Note that this should
include comments on why things might have failed (if you had
failures).
This is expected to cover about 1 page. 15% of marks
2 Draw up "molecular CVs"
giving the information below (a-k) for each of your
sequences.
You may not have information for some sequences (e.g. if the reaction failed) and you should therefore enter what information you have. If you used sequences from clones other than the ones you processed, you may not have some data (such as insert length estimated from the gel) but please drive what data you can from the sequencing chromatogram. Remember to include quality data supporting each of your annotation statements.
a Clone name
b Insert length
c Sequence length acquired and comments on sequence quality
d Position of start of putative open reading frame or initiation methionine; length of open reading frame
e Position of polyA tail (if present)
f Best BLAST matches in nonredundant database
g Best BLAST match in annelid sequences
h Best BLAST match in nematode sequences
i Match to InterPro domains
j A description of what the function of the gene is likely to be in Euperipatoides kanagrensis. In this section you should state the pieces of evidence that lead you to make this statement of putative function. Please give literature references where relevant.

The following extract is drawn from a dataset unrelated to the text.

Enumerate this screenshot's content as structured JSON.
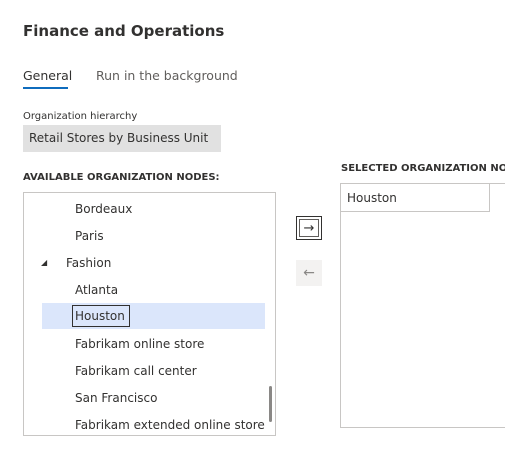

k AND, FINALLY in less than 30 words, provide a summary of this putative functional annotation that could be included in the 'definition line' for the sequence in GenBank (we ask for less than 30 words because this is how genes are annotated on GenBank - not by essays, but by short, summary statements)
This is expected to cover about 4 pages. 35% of marks
3 Discuss whether your sequences offer support for the ARTICULATA or ECDYSOZOA hypotheses of onychophoran relationships.
a Describe how you can use your sequences to answer this difficult evolutionary question. (Why is this an interesting question to answer? Why might sequences be able to give a clearer answer than can morphological comarisons?)
b When you compare your sequence to those available for Nematodes or Annelids, which is it most similar to, and what model of evolutionary relationships does this finding support?
This is expected to cover about 1 page. 20% of marks
4 Answer the following
questions (a-d).
a Why is an EST
strategy useful for "neglected" organisms such as E. kanagrensis ?
b Why is an EST strategy
also useful for model organisms such as humans where the whole genome has been
sequenced?
c Based on what we know about other animals, we predict that E. kanagrensis will have ~18000 protein coding genes (with a mean length of 1.1 kb per mRNA). If we want to identify
as many E. kanagrensis genes as we can, how many ESTs
should we aim to sequence from how many cDNA libraries?
d The E. kanagrensis genome is estimated to be ~4.7 Gigabases in size. Would
sequencing the whole E. kanagrensis genome be a more efficient strategy to identify all the protein coding genes?
This section is expected to cover about 2 pages. 30% of marks
We expect you to give references to relevant literature, and also to any information you have derived from expert web sites.